Een zeer grote groep van meestal kleine sluipwespjes, de kleur van het lichaam variërend van geel tot bruin en zwart, ook dikwijls met metaalkleuren. De vleugels zijn meestal glashelder, met een zeer gereduceerd aderstelsel.
Op de voorvleugel is gewoonlijk slechts één lengte-ader ontwikkeld. ♀ met een korte of lange legboor. De grote meerderheid der C. leeft ecto- of enlo-parasitisch op andere insecten, b.v. gaarne op of in rupsen en poppen. Bij bepaalde soorten (Litomastix) komt de z.g. polyembryonie voor, d.w.z. het embryo valt vroeg uiteen in dochter-embryonen, soms enkele honderden per ei, die ieder een normale larve leveren. Als regulerende factor t.a.v. de vermenigvuldiging van vele insecten zijn zij van grote betekenis. De eiparasiet Achrysocharella b.v. remt sterk de ontwikkeling van Diprion pini L.. Daarom heeft men verschillende soorten gebruikt voor biologische bestrijding van andere insecten.

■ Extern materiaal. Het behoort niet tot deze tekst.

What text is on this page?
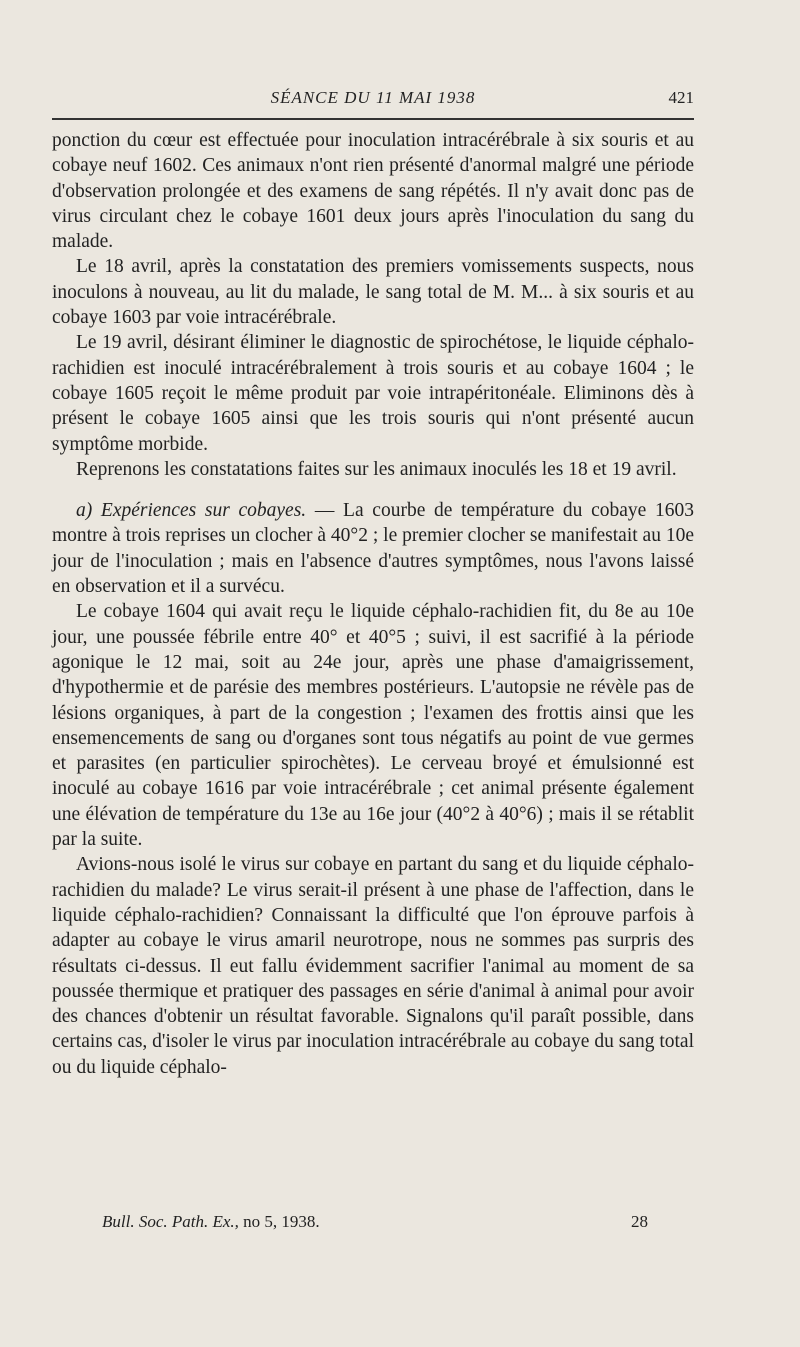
SÉANCE DU 11 MAI 1938	421

ponction du cœur est effectuée pour inoculation intracérébrale à six souris et au cobaye neuf 1602. Ces animaux n'ont rien présenté d'anormal malgré une période d'observation prolongée et des examens de sang répétés. Il n'y avait donc pas de virus circulant chez le cobaye 1601 deux jours après l'inoculation du sang du malade.

Le 18 avril, après la constatation des premiers vomissements suspects, nous inoculons à nouveau, au lit du malade, le sang total de M. M... à six souris et au cobaye 1603 par voie intracérébrale.

Le 19 avril, désirant éliminer le diagnostic de spirochétose, le liquide céphalo-rachidien est inoculé intracérébralement à trois souris et au cobaye 1604 ; le cobaye 1605 reçoit le même produit par voie intrapéritonéale. Eliminons dès à présent le cobaye 1605 ainsi que les trois souris qui n'ont présenté aucun symptôme morbide.

Reprenons les constatations faites sur les animaux inoculés les 18 et 19 avril.

a) Expériences sur cobayes. — La courbe de température du cobaye 1603 montre à trois reprises un clocher à 40°2 ; le premier clocher se manifestait au 10e jour de l'inoculation ; mais en l'absence d'autres symptômes, nous l'avons laissé en observation et il a survécu.

Le cobaye 1604 qui avait reçu le liquide céphalo-rachidien fit, du 8e au 10e jour, une poussée fébrile entre 40° et 40°5 ; suivi, il est sacrifié à la période agonique le 12 mai, soit au 24e jour, après une phase d'amaigrissement, d'hypothermie et de parésie des membres postérieurs. L'autopsie ne révèle pas de lésions organiques, à part de la congestion ; l'examen des frottis ainsi que les ensemencements de sang ou d'organes sont tous négatifs au point de vue germes et parasites (en particulier spirochètes). Le cerveau broyé et émulsionné est inoculé au cobaye 1616 par voie intracérébrale ; cet animal présente également une élévation de température du 13e au 16e jour (40°2 à 40°6) ; mais il se rétablit par la suite.

Avions-nous isolé le virus sur cobaye en partant du sang et du liquide céphalo-rachidien du malade? Le virus serait-il présent à une phase de l'affection, dans le liquide céphalo-rachidien? Connaissant la difficulté que l'on éprouve parfois à adapter au cobaye le virus amaril neurotrope, nous ne sommes pas surpris des résultats ci-dessus. Il eut fallu évidemment sacrifier l'animal au moment de sa poussée thermique et pratiquer des passages en série d'animal à animal pour avoir des chances d'obtenir un résultat favorable. Signalons qu'il paraît possible, dans certains cas, d'isoler le virus par inoculation intracérébrale au cobaye du sang total ou du liquide céphalo-

Bull. Soc. Path. Ex., no 5, 1938.	28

Enkele groepen van C. b.v. Megastigmus zijn phytophaag en ontwikkelen zich als larve in zaden van appels, rozen en coniferen; andere zijn massaal aanwezig in de schijnvruchten van vijgensoorten in en warmere landen (Agaonineri). In Indon. is het aantal C.-soorten eveneens buitensporig groot. Brachymeria euploeae WESTW., een van de grotere soorten, is er zeer algemeen. Het is een popparasict van verschillende dag- en nachtvlinders.